The early days of the program consisted of scarce resources and simple methods. There was no dedicated facility for trainers and competitive riders, and the program owned no horses. Participants worked out of the barns where the trainers worked, and the students owned their own horses.
Barbara Slade, current President and 38-year professional horseman, was involved with the Between Horses and Humans program from the beginning. She became co-president along with the founder in 2008 when the founder planned to close the foundation. Barbara took the reins (pun intended) in 2009 and hasn’t looked back since. She came with a fresh perspective and new goals for the program.
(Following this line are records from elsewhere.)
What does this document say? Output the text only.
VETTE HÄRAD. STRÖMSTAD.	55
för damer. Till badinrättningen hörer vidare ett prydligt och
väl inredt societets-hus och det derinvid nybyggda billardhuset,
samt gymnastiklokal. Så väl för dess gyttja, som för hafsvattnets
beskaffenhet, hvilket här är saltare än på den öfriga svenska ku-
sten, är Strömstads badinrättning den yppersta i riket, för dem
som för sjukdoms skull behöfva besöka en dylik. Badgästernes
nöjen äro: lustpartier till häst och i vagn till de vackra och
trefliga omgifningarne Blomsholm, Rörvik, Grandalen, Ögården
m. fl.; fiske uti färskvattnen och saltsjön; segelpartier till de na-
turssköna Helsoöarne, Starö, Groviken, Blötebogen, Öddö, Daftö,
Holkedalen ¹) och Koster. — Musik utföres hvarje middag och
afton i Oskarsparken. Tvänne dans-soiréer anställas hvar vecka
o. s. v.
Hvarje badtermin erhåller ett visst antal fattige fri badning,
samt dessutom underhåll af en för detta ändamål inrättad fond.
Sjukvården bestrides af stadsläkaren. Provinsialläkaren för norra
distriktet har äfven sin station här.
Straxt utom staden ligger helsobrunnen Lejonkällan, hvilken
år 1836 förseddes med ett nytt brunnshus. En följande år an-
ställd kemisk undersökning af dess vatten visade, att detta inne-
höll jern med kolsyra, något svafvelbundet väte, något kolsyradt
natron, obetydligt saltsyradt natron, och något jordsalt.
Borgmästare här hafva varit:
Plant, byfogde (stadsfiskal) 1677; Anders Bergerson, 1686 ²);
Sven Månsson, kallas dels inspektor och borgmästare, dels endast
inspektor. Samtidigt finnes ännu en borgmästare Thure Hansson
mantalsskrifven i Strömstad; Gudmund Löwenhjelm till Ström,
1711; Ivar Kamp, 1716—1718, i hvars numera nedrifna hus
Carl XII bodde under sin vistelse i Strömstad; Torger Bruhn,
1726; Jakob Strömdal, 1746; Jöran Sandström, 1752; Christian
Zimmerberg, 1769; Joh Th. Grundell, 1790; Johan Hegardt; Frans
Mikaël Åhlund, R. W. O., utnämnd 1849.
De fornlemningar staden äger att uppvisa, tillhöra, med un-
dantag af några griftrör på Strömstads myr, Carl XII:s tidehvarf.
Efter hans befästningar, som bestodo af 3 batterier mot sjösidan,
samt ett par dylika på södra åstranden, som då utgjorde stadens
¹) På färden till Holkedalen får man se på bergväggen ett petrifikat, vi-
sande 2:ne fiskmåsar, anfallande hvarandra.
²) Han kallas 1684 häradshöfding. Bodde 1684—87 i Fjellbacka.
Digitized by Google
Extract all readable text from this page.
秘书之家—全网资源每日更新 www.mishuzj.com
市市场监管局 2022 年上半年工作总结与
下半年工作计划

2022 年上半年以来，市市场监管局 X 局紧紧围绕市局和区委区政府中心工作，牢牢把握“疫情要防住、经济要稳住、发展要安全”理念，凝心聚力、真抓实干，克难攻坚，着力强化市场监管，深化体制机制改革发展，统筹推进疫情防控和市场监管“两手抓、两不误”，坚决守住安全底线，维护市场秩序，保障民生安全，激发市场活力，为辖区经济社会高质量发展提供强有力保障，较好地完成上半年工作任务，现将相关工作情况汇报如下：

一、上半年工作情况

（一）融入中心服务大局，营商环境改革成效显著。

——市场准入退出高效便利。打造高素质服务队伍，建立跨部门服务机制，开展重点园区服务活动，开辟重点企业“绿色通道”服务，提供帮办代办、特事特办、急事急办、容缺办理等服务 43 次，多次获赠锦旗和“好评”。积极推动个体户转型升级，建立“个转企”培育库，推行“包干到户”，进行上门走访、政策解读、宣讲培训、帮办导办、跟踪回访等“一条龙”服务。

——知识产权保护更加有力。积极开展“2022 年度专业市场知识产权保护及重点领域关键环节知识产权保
Barbara talks about her inspiration for BHH back then. “One morning I picked up the paper and saw that an 11-year-old had hung himself. I was shocked and filled with dismay. Then I spoke with someone whose child couldn’t find the strength and courage to get out of bed and face another day of being bullied. Yet another conversation tugged at my heart-strings: a child was so devastated by the unexpected death of a parent they completely shut down, no longer wanting to talk or smile or play, becoming despondent and angry. So I asked myself, “What difference could I make in the lives of children who are suffering?”” BHH became the answer to that question. Barbara directed her energies towards using the program to work with children with difficult life situations, personal challenges, social, emotional and behavioral issues. The mission became “providing a place for youth to learn leadership and life skills through horsemanship”.
Since its inception BHH has helped approximately 500 children and young people, along with their families, to learn, grow, love, smile, and lead themselves to a bright future. The future of BHH is bright too. Volunteers, board members, students, parents, horses, donors and supporters are building a community of support around BHH to ensure it continues to provide valuable resources to meet the needs of young people in our community.